Halaman itu sangat bersih, menunjukkan seberapa telitinya rubah merah muda itu dalam merawatnya.
“Apakah aku boleh melihat ke dalam kamar-kamar?” tanya Xu Ming. Meskipun tuannya adalah seekor rubah, dan betina lagi, rasanya sedikit tidak sopan baginya untuk memasuki ruang pribadinya.
“Hmm…” Rubah merah muda itu tampak ragu pada awalnya, tetapi melihat betapa tampannya pria manusia itu, dia merasa sulit untuk menolak.
“Kamar aku agak berantakan, tetapi jika Tuan tidak keberatan, Tuan dipersilakan untuk melihat,” akhirnya dia mengangguk.
“Terima kasih,” kata Xu Ming sambil membungkuk sopan.
Melihat sikap anggun Xu Ming, rubah merah muda itu tak bisa menahan untuk sedikit menggoyang ekornya.
Dia membawa Xu Ming untuk melihat dua kamar tamu. Satu telah dialihfungsikan menjadi ruang penyimpanan, sementara yang lain adalah milik adik perempuannya, yang saat ini sedang bekerja.
Akhirnya, rubah merah muda itu membawa Xu Ming ke kamar tidurnya sendiri.
Kamar tersebut dihias hampir tidak bisa dibedakan dari kamar seorang wanita manusia biasa. Ada tempat tidur, meja dengan dua kursi, dan meja rias yang menampung cermin perunggu dan beberapa pemerah pipi.
Sebenarnya, Xu Ming cukup penasaran—bagaimana rubah yang berciri wajah berbulu bisa memakai makeup?
Setelah menghabiskan waktu sekitar sebatang dupa melihat-lihat kamar, Xu Ming menggunakan Mata Polanya untuk memeriksa adanya kompartemen tersembunyi atau keanehan. Namun, ia tidak menemukan apa pun yang mencurigakan.
Kota Baiwa telah ada selama lebih dari seratus tahun, dan halaman ini kemungkinan telah berganti pemilik berkali-kali. Xu Ming mulai meragukan apakah tempat ini menyimpan petunjuk yang berguna.
“Angsa? (Apa ini?)”
Tepat ketika Xu Ming akan mengucapkan selamat tinggal kepada rubah merah muda itu, Angsa Tianxuan berjalan mendekati sebuah bata di dekat bingkai pintu. Ada alur tipis yang terukir di dalamnya.

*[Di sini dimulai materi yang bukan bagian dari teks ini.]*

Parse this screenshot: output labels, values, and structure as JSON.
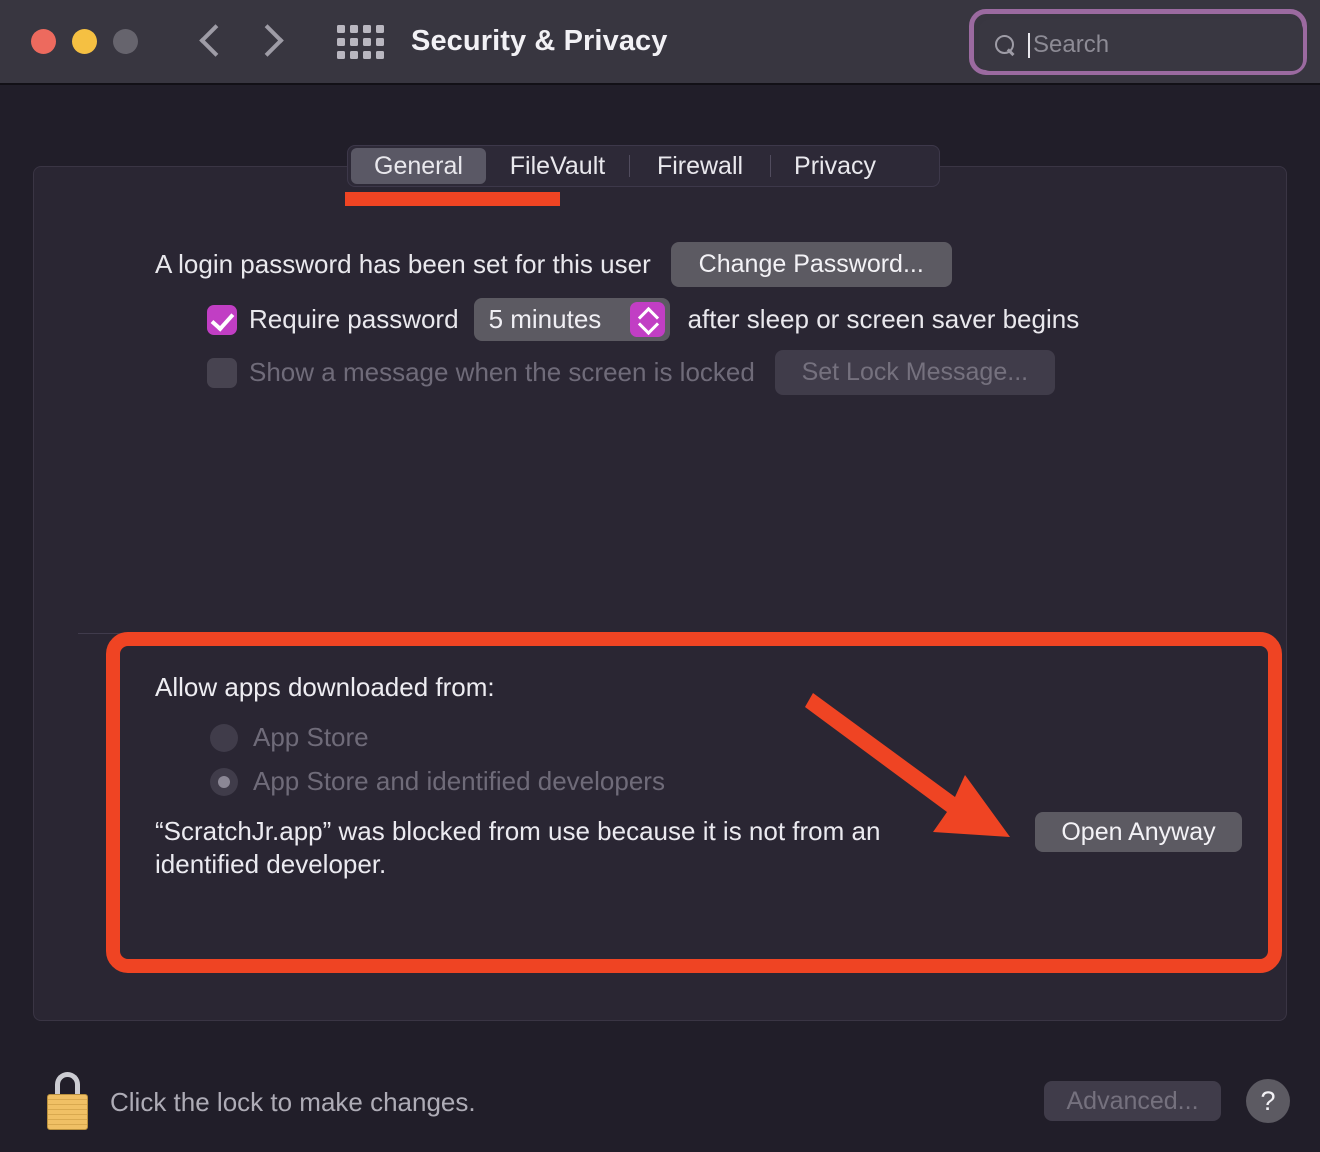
{
  "window": {
    "title": "Security & Privacy",
    "traffic_lights": [
      "close",
      "minimize",
      "zoom"
    ],
    "colors": {
      "accent_purple": "#c13ec4",
      "annotation_red": "#ef4423",
      "search_focus_ring": "#9b6aa0",
      "window_bg": "#211e29",
      "panel_bg": "#2a2633",
      "toolbar_bg": "#383640",
      "button_bg": "#5c5a62",
      "lock_gold": "#f0c065"
    }
  },
  "toolbar": {
    "back_icon": "chevron-left-icon",
    "forward_icon": "chevron-right-icon",
    "grid_icon": "grid-view-icon",
    "search": {
      "icon": "search-icon",
      "placeholder": "Search",
      "value": "",
      "focused": true
    }
  },
  "tabs": [
    {
      "label": "General",
      "selected": true
    },
    {
      "label": "FileVault",
      "selected": false
    },
    {
      "label": "Firewall",
      "selected": false
    },
    {
      "label": "Privacy",
      "selected": false
    }
  ],
  "general": {
    "password_status": "A login password has been set for this user",
    "change_password_button": "Change Password...",
    "require_password": {
      "checked": true,
      "label": "Require password",
      "interval": "5 minutes",
      "suffix": "after sleep or screen saver begins"
    },
    "lock_message": {
      "checked": false,
      "enabled": false,
      "label": "Show a message when the screen is locked",
      "button": "Set Lock Message..."
    }
  },
  "allow_apps": {
    "title": "Allow apps downloaded from:",
    "options": [
      {
        "label": "App Store",
        "selected": false,
        "enabled": false
      },
      {
        "label": "App Store and identified developers",
        "selected": true,
        "enabled": false
      }
    ],
    "blocked_message": "“ScratchJr.app” was blocked from use because it is not from an identified developer.",
    "open_anyway_button": "Open Anyway"
  },
  "footer": {
    "lock_icon": "lock-closed-icon",
    "lock_text": "Click the lock to make changes.",
    "advanced_button": "Advanced...",
    "help_button": "?"
  }
}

“Ini mungkin hanya erosi dari air,” komentar Xu Ming. Dia telah memeriksa seluruh ruangan dengan Mata Polanya dan tidak menemukan apa pun di dalam alur itu.

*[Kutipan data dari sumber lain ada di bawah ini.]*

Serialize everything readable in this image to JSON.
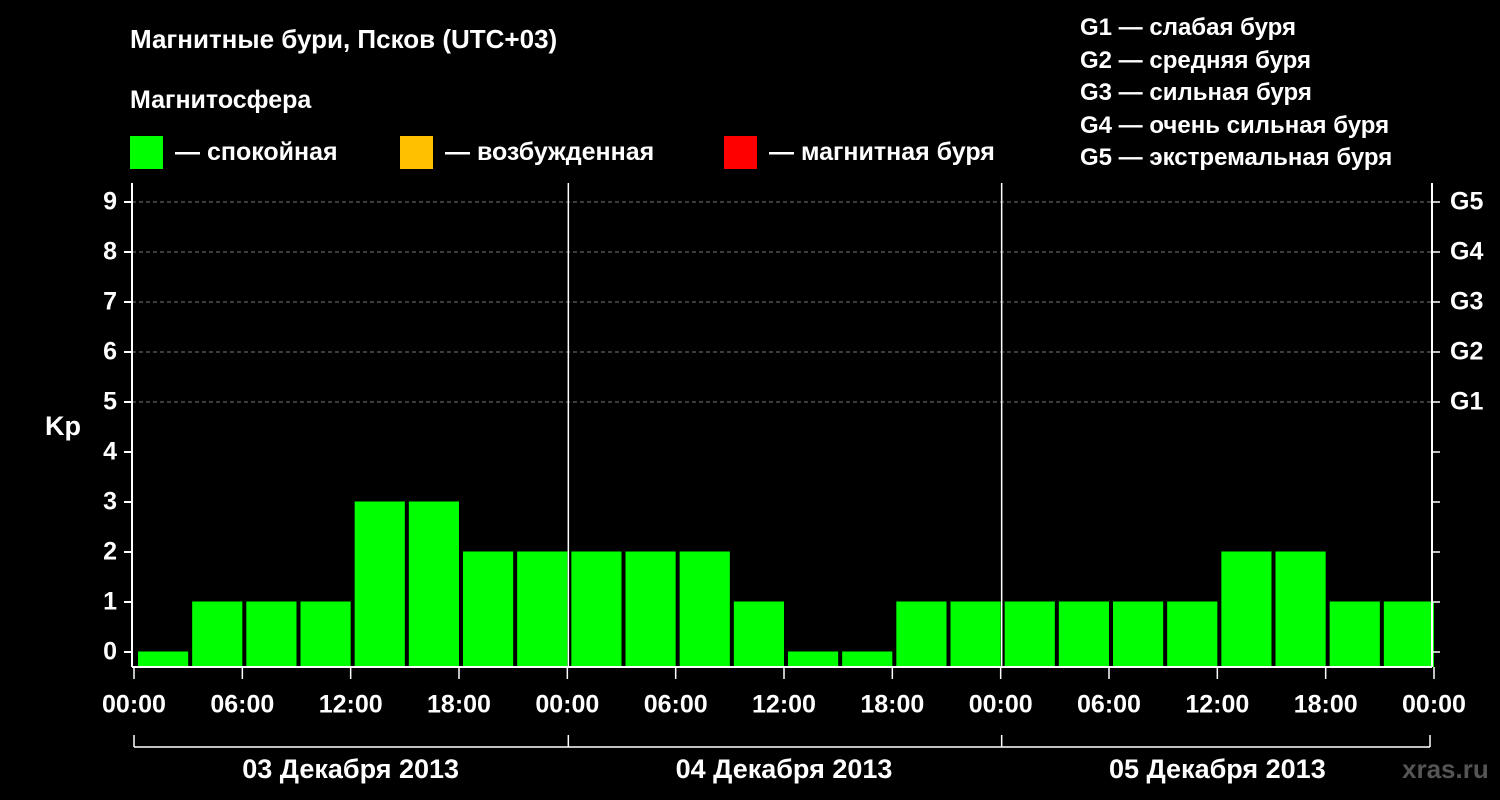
{
  "header": {
    "title": "Магнитные бури, Псков (UTC+03)",
    "subtitle": "Магнитосфера"
  },
  "legend": [
    {
      "label": "— спокойная",
      "color": "#00ff00"
    },
    {
      "label": "— возбужденная",
      "color": "#ffc000"
    },
    {
      "label": "— магнитная буря",
      "color": "#ff0000"
    }
  ],
  "storm_legend": [
    "G1 — слабая буря",
    "G2 — средняя буря",
    "G3 — сильная буря",
    "G4 — очень сильная буря",
    "G5 — экстремальная буря"
  ],
  "watermark": "xras.ru",
  "chart_data": {
    "type": "bar",
    "ylabel": "Kp",
    "ylim": [
      0,
      9
    ],
    "y_ticks": [
      0,
      1,
      2,
      3,
      4,
      5,
      6,
      7,
      8,
      9
    ],
    "right_axis_labels": [
      {
        "kp": 5,
        "label": "G1"
      },
      {
        "kp": 6,
        "label": "G2"
      },
      {
        "kp": 7,
        "label": "G3"
      },
      {
        "kp": 8,
        "label": "G4"
      },
      {
        "kp": 9,
        "label": "G5"
      }
    ],
    "x_tick_labels": [
      "00:00",
      "06:00",
      "12:00",
      "18:00",
      "00:00",
      "06:00",
      "12:00",
      "18:00",
      "00:00",
      "06:00",
      "12:00",
      "18:00",
      "00:00"
    ],
    "days": [
      "03 Декабря 2013",
      "04 Декабря 2013",
      "05 Декабря 2013"
    ],
    "interval_hours": 3,
    "values": [
      0,
      1,
      1,
      1,
      3,
      3,
      2,
      2,
      2,
      2,
      2,
      1,
      0,
      0,
      1,
      1,
      1,
      1,
      1,
      1,
      2,
      2,
      1,
      1
    ],
    "bar_color": "#00ff00",
    "grid": true
  }
}
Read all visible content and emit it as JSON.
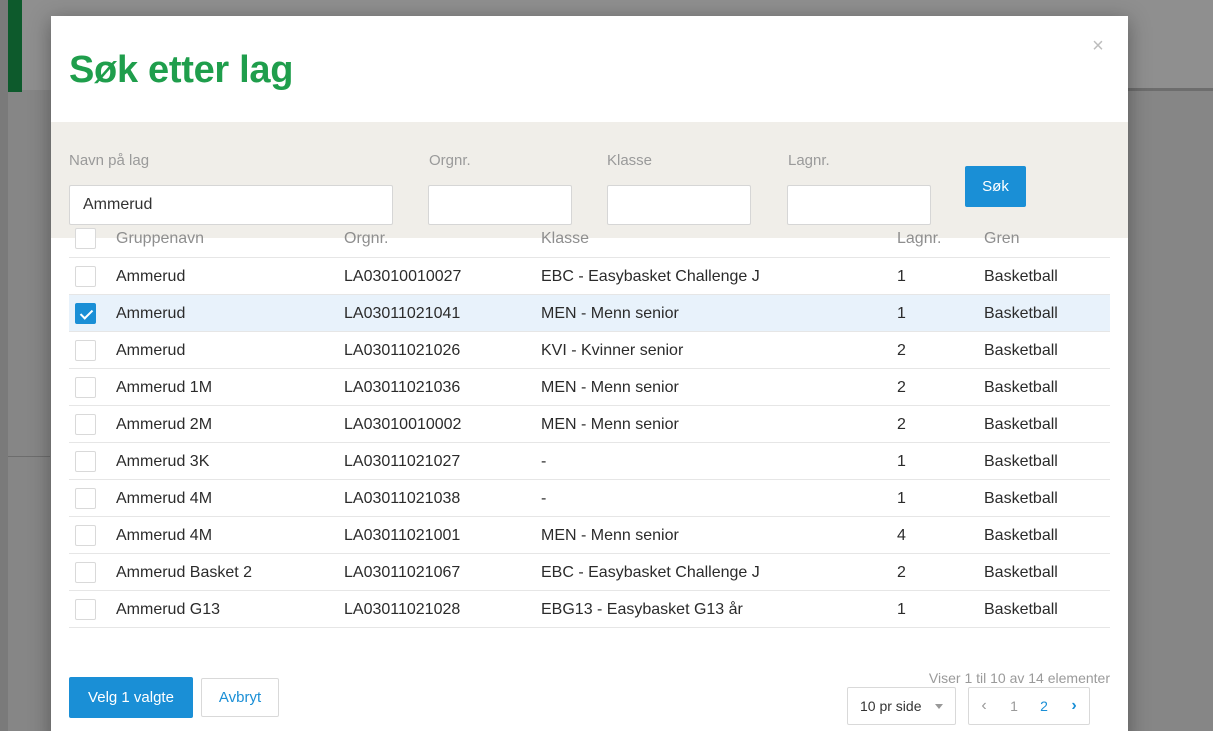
{
  "modal": {
    "title": "Søk etter lag",
    "close_label": "×"
  },
  "search": {
    "name_label": "Navn på lag",
    "name_value": "Ammerud",
    "org_label": "Orgnr.",
    "org_value": "",
    "klasse_label": "Klasse",
    "klasse_value": "",
    "lagnr_label": "Lagnr.",
    "lagnr_value": "",
    "submit_label": "Søk"
  },
  "table": {
    "headers": {
      "name": "Gruppenavn",
      "org": "Orgnr.",
      "klasse": "Klasse",
      "lagnr": "Lagnr.",
      "gren": "Gren"
    },
    "rows": [
      {
        "name": "Ammerud",
        "org": "LA03010010027",
        "klasse": "EBC - Easybasket Challenge J",
        "lagnr": "1",
        "gren": "Basketball",
        "checked": false
      },
      {
        "name": "Ammerud",
        "org": "LA03011021041",
        "klasse": "MEN - Menn senior",
        "lagnr": "1",
        "gren": "Basketball",
        "checked": true
      },
      {
        "name": "Ammerud",
        "org": "LA03011021026",
        "klasse": "KVI - Kvinner senior",
        "lagnr": "2",
        "gren": "Basketball",
        "checked": false
      },
      {
        "name": "Ammerud 1M",
        "org": "LA03011021036",
        "klasse": "MEN - Menn senior",
        "lagnr": "2",
        "gren": "Basketball",
        "checked": false
      },
      {
        "name": "Ammerud 2M",
        "org": "LA03010010002",
        "klasse": "MEN - Menn senior",
        "lagnr": "2",
        "gren": "Basketball",
        "checked": false
      },
      {
        "name": "Ammerud 3K",
        "org": "LA03011021027",
        "klasse": "-",
        "lagnr": "1",
        "gren": "Basketball",
        "checked": false
      },
      {
        "name": "Ammerud 4M",
        "org": "LA03011021038",
        "klasse": "-",
        "lagnr": "1",
        "gren": "Basketball",
        "checked": false
      },
      {
        "name": "Ammerud 4M",
        "org": "LA03011021001",
        "klasse": "MEN - Menn senior",
        "lagnr": "4",
        "gren": "Basketball",
        "checked": false
      },
      {
        "name": "Ammerud Basket 2",
        "org": "LA03011021067",
        "klasse": "EBC - Easybasket Challenge J",
        "lagnr": "2",
        "gren": "Basketball",
        "checked": false
      },
      {
        "name": "Ammerud G13",
        "org": "LA03011021028",
        "klasse": "EBG13 - Easybasket G13 år",
        "lagnr": "1",
        "gren": "Basketball",
        "checked": false
      }
    ]
  },
  "footer": {
    "select_label": "Velg 1 valgte",
    "cancel_label": "Avbryt",
    "paging_info": "Viser 1 til 10 av 14 elementer",
    "per_page": "10 pr side",
    "pages": [
      "1",
      "2"
    ],
    "prev_glyph": "‹",
    "next_glyph": "›"
  },
  "colors": {
    "title_green": "#1f9e4c",
    "accent_blue": "#1a8fd6",
    "selected_row": "#e8f2fb",
    "panel_bg": "#f0eee9"
  }
}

“Honk honk honk (Tapi Xu Ming, aku merasa ada yang aneh dengan alur ini),” kata angsa.
“Apa yang aneh?” tanya Xu Ming.
Angsa menggosok kepalanya, lalu melepaskan bilah angin ke alur tersebut. Begitu bilah itu menyentuhnya, alur itu menghilang dalam sekejap, tanpa menyisakan jejak.

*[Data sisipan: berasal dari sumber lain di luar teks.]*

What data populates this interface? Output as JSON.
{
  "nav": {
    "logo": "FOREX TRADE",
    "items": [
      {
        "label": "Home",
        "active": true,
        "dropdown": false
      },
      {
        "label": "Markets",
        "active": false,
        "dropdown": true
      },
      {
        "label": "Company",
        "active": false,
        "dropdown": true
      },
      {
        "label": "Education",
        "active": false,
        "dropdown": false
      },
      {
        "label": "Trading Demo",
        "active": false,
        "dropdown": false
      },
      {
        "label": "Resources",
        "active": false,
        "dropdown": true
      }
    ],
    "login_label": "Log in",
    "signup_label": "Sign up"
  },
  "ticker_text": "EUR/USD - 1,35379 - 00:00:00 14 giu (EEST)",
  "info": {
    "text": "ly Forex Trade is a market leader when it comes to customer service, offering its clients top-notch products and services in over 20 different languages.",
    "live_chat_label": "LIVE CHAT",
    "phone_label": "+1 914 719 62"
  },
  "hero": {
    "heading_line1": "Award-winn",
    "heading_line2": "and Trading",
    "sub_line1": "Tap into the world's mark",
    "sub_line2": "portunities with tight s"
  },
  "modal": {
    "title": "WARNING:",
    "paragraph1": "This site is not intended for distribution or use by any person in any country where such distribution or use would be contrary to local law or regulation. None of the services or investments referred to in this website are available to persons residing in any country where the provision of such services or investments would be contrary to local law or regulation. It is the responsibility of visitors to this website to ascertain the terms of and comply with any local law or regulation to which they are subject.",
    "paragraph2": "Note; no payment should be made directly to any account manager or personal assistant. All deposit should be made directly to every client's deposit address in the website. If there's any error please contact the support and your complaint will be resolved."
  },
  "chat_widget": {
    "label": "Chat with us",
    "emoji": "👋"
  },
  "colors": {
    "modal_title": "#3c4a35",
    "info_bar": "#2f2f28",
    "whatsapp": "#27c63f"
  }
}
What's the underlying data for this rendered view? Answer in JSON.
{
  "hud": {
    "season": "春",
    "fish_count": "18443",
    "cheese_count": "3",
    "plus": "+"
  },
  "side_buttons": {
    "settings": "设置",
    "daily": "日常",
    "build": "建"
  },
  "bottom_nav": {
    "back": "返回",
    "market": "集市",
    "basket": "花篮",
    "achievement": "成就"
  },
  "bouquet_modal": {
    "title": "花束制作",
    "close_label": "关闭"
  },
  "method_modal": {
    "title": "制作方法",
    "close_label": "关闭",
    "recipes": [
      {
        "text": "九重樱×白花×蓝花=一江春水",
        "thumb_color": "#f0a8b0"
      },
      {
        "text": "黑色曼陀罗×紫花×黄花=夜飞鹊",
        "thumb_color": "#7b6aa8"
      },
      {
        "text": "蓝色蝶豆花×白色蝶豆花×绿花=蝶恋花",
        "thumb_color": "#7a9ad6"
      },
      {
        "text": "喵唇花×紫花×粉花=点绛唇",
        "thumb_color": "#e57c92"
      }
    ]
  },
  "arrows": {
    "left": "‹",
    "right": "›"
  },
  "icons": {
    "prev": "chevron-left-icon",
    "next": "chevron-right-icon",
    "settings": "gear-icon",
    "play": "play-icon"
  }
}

“Hmm?” Xu Ming mulai memperhatikan lebih dekat.
Dengan berlutut, dia mengarahkan sedikit api energi spiritual ke dalam alur tersebut. Api itu segera padam.
Tampaknya alur itu memiliki semacam mantra pembatas.
Xu Ming menyadari bahwa Mata Polanya, yang bergantung pada energi spiritual, belum sepenuhnya berevolusi. Jika alur ini dilindungi oleh formasi kecil yang mengisolasi energi spiritual, masuk akal jika dia tidak bisa melihat ke dalam.
Tiba-tiba, sebuah ingatan tentang kata-kata Shen Sheng bergema di pikirannya: “Jika kamu bisa memberiku satu permintaan terakhir, tolong bawa abuku kembali ke Kabupaten Qingyang.”
Xu Ming membuka ikatan bundel dan mengeluarkan sebuah guci kecil yang berisi abu Shen Sheng.
Dia menuangkan abu itu ke dalam alur, mengisinya sepenuhnya.